IN THE UNITED STATES DISTRICT COURT FOR THE EASTERN DISTRICT OF PENNSYLVANIA
November 5, 2009
THOMAS C. BINDER, PLAINTIFF,
PPL SERVICES CORP., DEFENDANT
The opinion of the court was delivered by: Henry S. Perkin United States Magistrate Judge
This matter is before the Court on Defendant PPL Services Corporation's Motion for Summary Judgment filed July 24, 2009. Plaintiff's Memorandum of Law in Opposition to Defendant PPL Services Corp.'s Motion for Summary Judgment was filed August 17, 2009. With leave of Court, PPL Services Corporation's Reply Brief in Support of Motion for Summary Judgment was filed September 1, 2009. Plaintiff's Clarifying Memorandum of Law in Opposition to Defendant PPL Services Corp.'s Motion for Summary Judgment was filed October 21, 2009. On October 21, 2009, the Court held a telephone conference call with counsel for both parties on the record regarding Defendant's motion. Following the conference, on October 27, 2009, Defendant PPL's Supplemental Memorandum of Law in Further Support of Motion for Summary Judgment was filed. Plaintiff Thomas C. Binder's Supplemental Memorandum of Law in Opposition to PPL's Motion for Summary Judgment was filed October 28, 2009. Having reviewed and considered the contentions of the parties as well as the argument during the telephone conference call on the record, the Court is prepared to rule on this matter.
On July 7, 2006 Plaintiff Thomas C. Binder ("Binder") initiated this matter by filing a Complaint against Defendant PPL Services Corporation ("PPL").*fn1 On September 28, 2006, Binder filed a two-count First Amended Complaint.
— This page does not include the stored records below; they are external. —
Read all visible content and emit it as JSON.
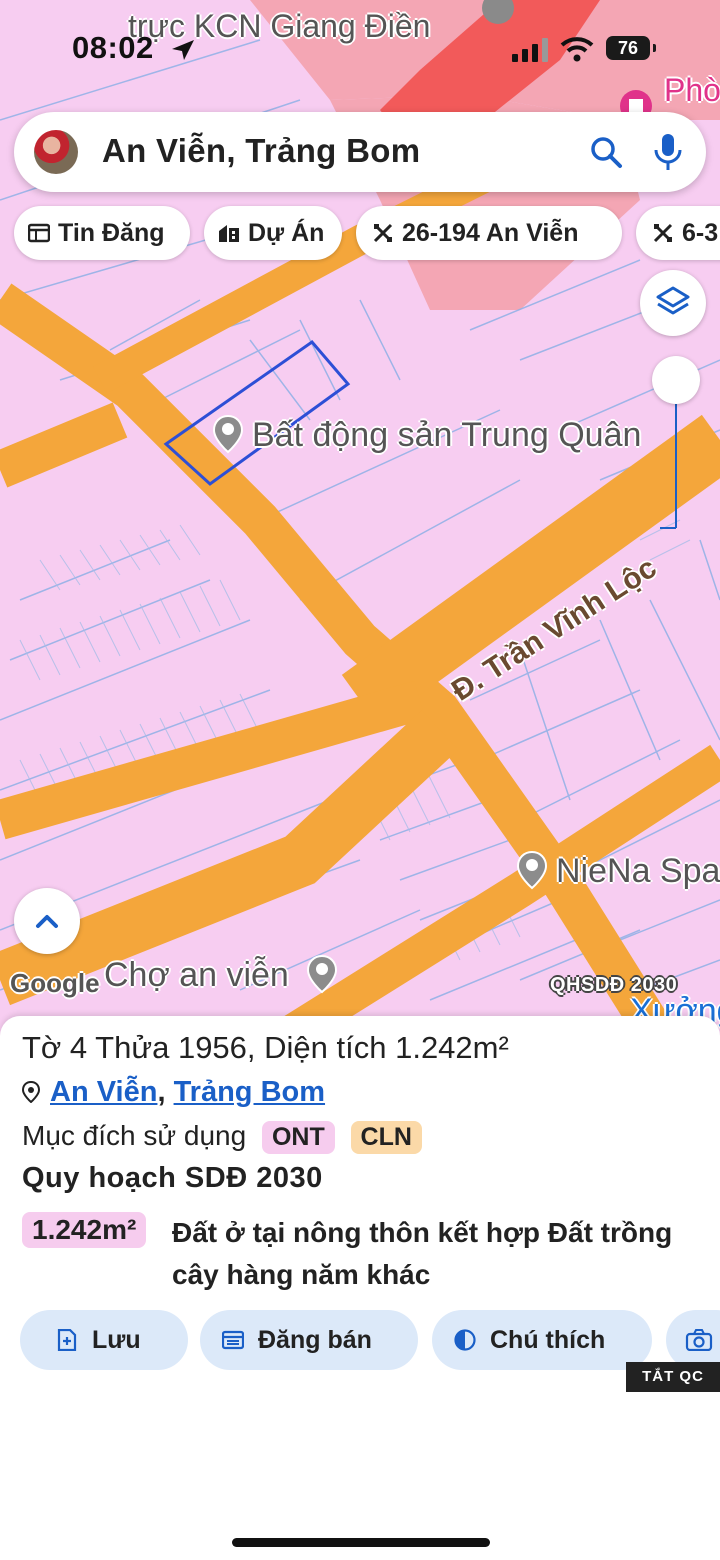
{
  "status_bar": {
    "time": "08:02",
    "battery": "76"
  },
  "map": {
    "top_label": "trực KCN Giang Điền",
    "corner_label": "Phò",
    "pins": [
      {
        "label": "Bất động sản Trung Quân"
      },
      {
        "label": "NieNa Spa"
      },
      {
        "label": "Chợ an viễn"
      },
      {
        "label": "Xưởng"
      }
    ],
    "road_label": "Đ. Trần Vĩnh Lộc",
    "google_logo": "Google",
    "plan_label": "QHSDĐ 2030",
    "colors": {
      "land": "#f7cdf1",
      "road": "#f4a63b",
      "pink_zone": "#f4a6b4",
      "red_zone": "#f25a5a"
    }
  },
  "search": {
    "query": "An Viễn, Trảng Bom"
  },
  "chips": [
    {
      "label": "Tin Đăng",
      "icon": "listing-icon"
    },
    {
      "label": "Dự Án",
      "icon": "building-icon"
    },
    {
      "label": "26-194 An Viễn",
      "icon": "parcel-icon"
    },
    {
      "label": "6-3",
      "icon": "parcel-icon"
    }
  ],
  "sheet": {
    "title": "Tờ 4 Thửa 1956, Diện tích 1.242m²",
    "location": {
      "commune": "An Viễn",
      "sep": ",",
      "district": "Trảng Bom"
    },
    "purpose_label": "Mục đích sử dụng",
    "tags": [
      {
        "text": "ONT",
        "color": "#f6ccee"
      },
      {
        "text": "CLN",
        "color": "#fbd9a8"
      }
    ],
    "plan_title": "Quy hoạch SDĐ 2030",
    "area": "1.242m²",
    "description": "Đất ở tại nông thôn kết hợp Đất trồng cây hàng năm khác",
    "actions": [
      {
        "label": "Lưu",
        "icon": "save-icon"
      },
      {
        "label": "Đăng bán",
        "icon": "sell-icon"
      },
      {
        "label": "Chú thích",
        "icon": "legend-icon"
      },
      {
        "label": "",
        "icon": "camera-icon"
      }
    ],
    "ad_tag": "TẮT QC"
  }
}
On September 18, 2007, PPL filed its answer to the Amended Complaint.*fn2
Count I of Binder's First Amended Complaint asserts a federal law cause of action pursuant to Title I of the Americans with Disabilities Act of 1990 ("ADA")*fn3 and a pendent state law cause of action pursuant to the Pennsylvania Human Relations Act ("PHRA").*fn4 Count II asserts retaliation in violation of the ADA and the PHRA.
As noted below, the pertinent facts upon which the ruling on this summary judgment motion was based were derived from the record papers, exhibits, depositions, concessions of the parties in their briefs and during argument on the record, and Defendant PPL Services Corp.'s Statement of Material Facts filed July 24, 2009.
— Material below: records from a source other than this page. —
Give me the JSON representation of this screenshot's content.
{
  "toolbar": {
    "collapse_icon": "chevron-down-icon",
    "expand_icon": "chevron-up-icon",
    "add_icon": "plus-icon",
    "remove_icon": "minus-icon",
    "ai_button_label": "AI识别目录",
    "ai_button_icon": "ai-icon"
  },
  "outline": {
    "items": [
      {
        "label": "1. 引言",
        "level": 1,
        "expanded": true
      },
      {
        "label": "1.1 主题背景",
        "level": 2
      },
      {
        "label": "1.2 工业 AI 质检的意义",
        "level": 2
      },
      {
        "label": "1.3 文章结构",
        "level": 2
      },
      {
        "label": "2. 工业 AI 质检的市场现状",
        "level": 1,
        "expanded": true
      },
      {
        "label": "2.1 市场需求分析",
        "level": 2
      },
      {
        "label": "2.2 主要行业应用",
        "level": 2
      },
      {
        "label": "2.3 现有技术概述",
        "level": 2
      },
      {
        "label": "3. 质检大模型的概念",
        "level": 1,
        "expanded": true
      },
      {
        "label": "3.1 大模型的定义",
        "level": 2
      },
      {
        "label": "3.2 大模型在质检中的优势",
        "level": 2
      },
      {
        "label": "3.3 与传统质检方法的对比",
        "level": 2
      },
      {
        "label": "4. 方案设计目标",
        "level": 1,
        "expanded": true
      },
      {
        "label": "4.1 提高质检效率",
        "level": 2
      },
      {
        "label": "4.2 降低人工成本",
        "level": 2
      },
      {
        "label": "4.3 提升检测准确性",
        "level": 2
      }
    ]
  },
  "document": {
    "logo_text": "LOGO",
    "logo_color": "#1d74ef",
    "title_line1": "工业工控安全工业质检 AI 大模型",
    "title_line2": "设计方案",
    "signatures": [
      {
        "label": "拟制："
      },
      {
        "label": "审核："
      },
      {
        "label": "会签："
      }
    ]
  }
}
By Amended Rule 16 Status Conference Order of the undersigned dated March 24, 2009, any party in this litigation filing a motion for summary judgment was required to file a brief, together with "a separate, short and concise statement of the material facts, in numbered paragraphs, as to which the moving party contends there is no genuine issue to be tried." See Docket No. 48. The concise statement of facts was required to be supported by citations to the record.
In addition, this Court's Status Conference Order provided that any party opposing a motion for summary judgment was required to file a brief in opposition to the motion and a separate, short and concise statement of the material facts, responding to the numbered paragraphs set forth in the statement required [to be filed by the moving party], as to which it is contended that there exists a genuine issue to be tried.
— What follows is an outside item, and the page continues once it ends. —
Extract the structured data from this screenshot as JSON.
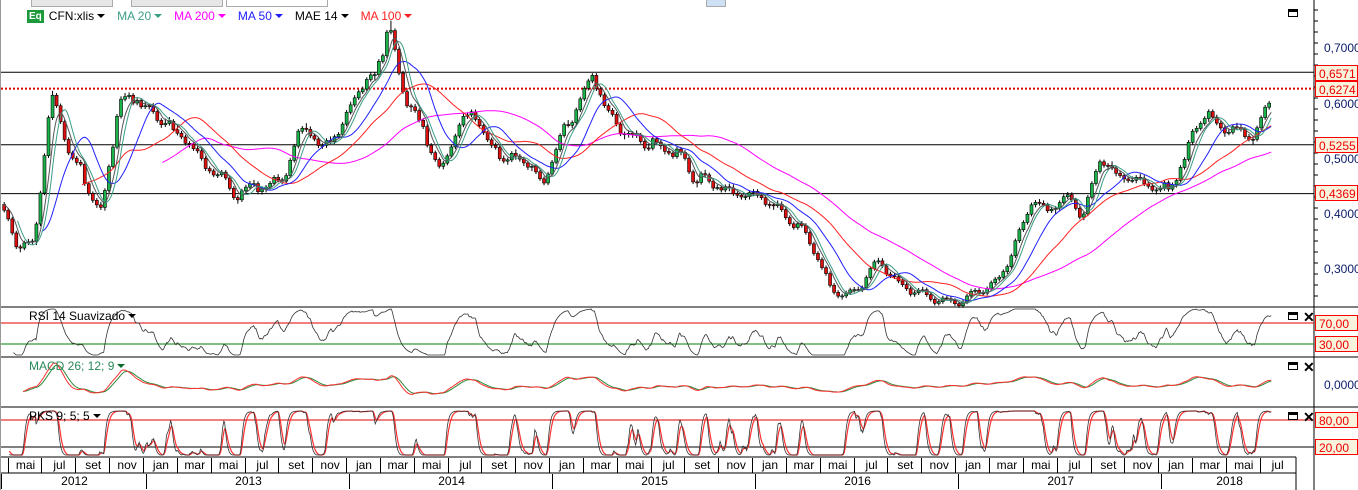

See Docket No. 48. Moreover, our Status Conference Order provided that "[a]ll material facts set forth in the statement required to be served by the moving party may be taken by the Court as admitted unless controverted by the opposing party." See Docket No. 48.
In this case, PPL filed a concise statement of facts in support of its motion. However, Binder did not file any concise statement in opposition to PPL's concise statement in the manner set forth in our March 24, 2009 Order. Accordingly, the factual assertions set forth by PPL in its statement filed July 24, 2009 are deemed admitted.*fn5 See Kelvin Cryosystems, Inc. v. Lightnin, No. Civ.A. 03-881, 2004 U.S. Dist. LEXIS 23298 (E.D. Pa. November 15, 2004)(Gardner, J.); Higgins v. Hosp. Cent. Servs., No. Civ.A. 04-74, 2004 U.S. Dist. LEXIS 24907 (E.D. Pa. Dec. 9, 2004)(Gardner, J.).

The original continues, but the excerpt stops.